Palabras-clave: estrés, sobrecarga de cuidadores, pacientes oncológicos.


 

 

1 Introdução

Segundo Lipp (2001) o estresse caracteriza-se por uma resposta do organismo, expressa por meio de manifestações de natureza física e psicológica que podem ocorrer frente a situações que causem instabilidade de humor, medo ou insegurança e ansiedade. Selye (1965) identificou que o estresse é composto de três fases: alerta, resistência e exaustão. Tais fases são desencadeadas diante da presença de agentes estressores e podem produzir um conjunto de respostas fisiológicas que variam desde a preparação para uma ação (fase de alerta), esforço de adaptação em função de um estímulo duradouro (resistência) que se não enfrentado adequadamente favorece o surgimento de doenças, até uma situação mais grave (exaustão) com a presença de problemas físicos, emocionais e sociais que afetam a vida pessoal e profissional e em casos extremos pode levar o indivíduo a óbito. Lipp (2003), frente aos resultados de suas pesquisas, propôs a fase de quase exaustão, situada entre as fases de resistência da exaustão. Nessa fase, frente à incapacidade de controlar as tensões sobrevém a exaustão emocional e pode ocorrer a exacerbação das doenças surgidas na fase de resistência.

Outro conceito importante e que pode ser fator gerador de estresse em cuidadores é a sobrecarga uma vez que pode afetar diversos domínios da sua vida pessoal e de seus familiares e, muitas vezes, se manifesta por meio de estresse, medo e ansiedade.

Segundo Maurin e Boyd (1990) a sobrecarga pode ser objetiva e subjetiva. Sobrecarga objetiva é definida como algo observável, resultando em custos concretos para a casa decorrente da doença mental, desestruturação da vida cotidiana na família e prejuízos financeiros. A sobrecarga subjetiva é definida com a avaliação que cada indivíduo faz da situação e a percepção (mensuração) da sobrecarga envolvida no cuidado. Para as autoras o que distingue tais conceitos de sobrecarga são as especificidades dos problemas associados com a doença mental do paciente. Cassis et al. (2007) acrescentam ainda o termo sobrecarga emocional e apontam que a sua presença pode trazer prejuízos tanto na saúde de pacientes (repetição de hospitalizações) como de cuidadores (adoecimento e até mesmo óbito).

De acordo com a Resolução RDC ANVISA nº 11 de 26 de janeiro de 2006, o cuidador é a "pessoa com ou sem vínculo familiar capacitada para auxiliar o paciente em suas necessidades e atividades da vida cotidiana" (p.2). Para Araújo e Leitão (2012) é notório o desgaste presente na prática de cuidado de pessoas doentes.
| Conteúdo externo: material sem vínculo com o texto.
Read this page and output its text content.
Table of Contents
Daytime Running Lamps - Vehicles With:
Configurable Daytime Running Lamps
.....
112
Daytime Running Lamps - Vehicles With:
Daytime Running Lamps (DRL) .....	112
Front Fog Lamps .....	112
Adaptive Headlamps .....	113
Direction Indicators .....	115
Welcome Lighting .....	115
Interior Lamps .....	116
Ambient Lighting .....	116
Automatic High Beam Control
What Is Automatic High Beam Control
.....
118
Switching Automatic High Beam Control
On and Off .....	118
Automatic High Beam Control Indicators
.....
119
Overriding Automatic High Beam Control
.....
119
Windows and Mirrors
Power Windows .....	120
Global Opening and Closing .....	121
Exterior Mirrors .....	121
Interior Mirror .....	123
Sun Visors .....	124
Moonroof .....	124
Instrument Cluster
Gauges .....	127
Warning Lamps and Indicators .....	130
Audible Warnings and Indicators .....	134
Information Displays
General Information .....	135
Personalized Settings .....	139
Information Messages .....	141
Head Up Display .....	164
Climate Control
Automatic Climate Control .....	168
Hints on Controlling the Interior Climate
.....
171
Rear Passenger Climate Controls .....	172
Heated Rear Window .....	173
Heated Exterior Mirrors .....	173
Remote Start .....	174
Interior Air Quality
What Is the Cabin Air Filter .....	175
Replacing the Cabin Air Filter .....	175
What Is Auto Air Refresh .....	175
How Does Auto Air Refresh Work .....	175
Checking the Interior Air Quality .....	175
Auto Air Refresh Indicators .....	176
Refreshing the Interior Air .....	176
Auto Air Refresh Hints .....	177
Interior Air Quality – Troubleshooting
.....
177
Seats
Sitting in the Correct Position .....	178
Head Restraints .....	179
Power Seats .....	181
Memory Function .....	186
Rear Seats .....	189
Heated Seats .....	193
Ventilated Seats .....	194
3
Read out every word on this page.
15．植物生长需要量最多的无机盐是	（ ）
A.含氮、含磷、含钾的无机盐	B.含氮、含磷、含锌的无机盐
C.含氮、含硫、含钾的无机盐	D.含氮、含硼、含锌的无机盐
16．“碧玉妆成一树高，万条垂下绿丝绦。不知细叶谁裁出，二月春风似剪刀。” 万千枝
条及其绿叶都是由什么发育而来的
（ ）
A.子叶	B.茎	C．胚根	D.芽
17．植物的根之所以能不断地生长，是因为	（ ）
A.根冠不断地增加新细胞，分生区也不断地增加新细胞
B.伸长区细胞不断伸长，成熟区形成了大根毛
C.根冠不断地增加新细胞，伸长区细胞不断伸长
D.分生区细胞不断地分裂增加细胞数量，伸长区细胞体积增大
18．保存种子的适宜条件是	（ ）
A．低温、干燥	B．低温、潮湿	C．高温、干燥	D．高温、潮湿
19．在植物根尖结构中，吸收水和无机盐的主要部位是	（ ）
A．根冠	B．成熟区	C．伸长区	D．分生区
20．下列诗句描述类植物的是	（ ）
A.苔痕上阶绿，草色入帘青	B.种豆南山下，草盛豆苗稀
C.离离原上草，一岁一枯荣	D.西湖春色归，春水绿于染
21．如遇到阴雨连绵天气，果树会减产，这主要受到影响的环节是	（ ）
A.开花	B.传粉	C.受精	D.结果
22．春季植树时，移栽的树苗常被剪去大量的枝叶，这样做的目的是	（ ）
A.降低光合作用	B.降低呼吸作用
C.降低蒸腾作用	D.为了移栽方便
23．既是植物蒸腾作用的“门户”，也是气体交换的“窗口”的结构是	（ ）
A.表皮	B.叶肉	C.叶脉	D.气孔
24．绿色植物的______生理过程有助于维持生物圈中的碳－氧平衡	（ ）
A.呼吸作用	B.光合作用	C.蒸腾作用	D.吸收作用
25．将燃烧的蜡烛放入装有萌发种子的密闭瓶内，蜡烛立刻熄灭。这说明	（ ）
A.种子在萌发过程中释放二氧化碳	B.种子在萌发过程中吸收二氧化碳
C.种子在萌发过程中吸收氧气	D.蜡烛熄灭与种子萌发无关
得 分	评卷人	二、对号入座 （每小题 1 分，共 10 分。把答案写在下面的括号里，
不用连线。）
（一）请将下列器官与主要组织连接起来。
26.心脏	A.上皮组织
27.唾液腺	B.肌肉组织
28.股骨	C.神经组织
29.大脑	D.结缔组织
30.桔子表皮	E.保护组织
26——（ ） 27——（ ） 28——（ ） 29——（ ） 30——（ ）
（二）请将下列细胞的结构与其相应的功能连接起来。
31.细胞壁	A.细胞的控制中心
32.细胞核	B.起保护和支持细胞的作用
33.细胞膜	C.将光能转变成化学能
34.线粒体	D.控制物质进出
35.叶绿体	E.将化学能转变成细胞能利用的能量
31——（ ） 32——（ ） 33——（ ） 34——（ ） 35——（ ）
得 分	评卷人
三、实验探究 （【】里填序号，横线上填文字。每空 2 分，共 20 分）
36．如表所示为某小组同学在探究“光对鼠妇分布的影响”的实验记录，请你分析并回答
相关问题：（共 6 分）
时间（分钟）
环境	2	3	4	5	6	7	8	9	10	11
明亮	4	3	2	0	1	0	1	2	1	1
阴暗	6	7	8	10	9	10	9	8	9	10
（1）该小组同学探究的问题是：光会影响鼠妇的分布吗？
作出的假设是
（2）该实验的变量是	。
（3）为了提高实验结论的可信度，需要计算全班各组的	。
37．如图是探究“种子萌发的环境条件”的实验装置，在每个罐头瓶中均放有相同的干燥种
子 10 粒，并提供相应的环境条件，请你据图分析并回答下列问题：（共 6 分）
Muitas vezes, surgem sentimentos ambivalentes, conscientes ou não, que causam situações estressantes, de intensa tensão. Em muitos casos os profissionais de saúde vivem situações-limite, nas quais exigências ligadas a tomadas de decisão ou a própria prática profissional são intensas, e o profissional de saúde tem um desgaste muito além do comum.

O cuidado cotidiano é permeado por questões emocionais decorrentes do envolvimento afetivo com pacientes, com sujeição às oscilações da evolução da doença, óbitos, sensação de abandono de seus familiares e pelo estresse causado na relação com o paciente (Royas & Marziale, 2001).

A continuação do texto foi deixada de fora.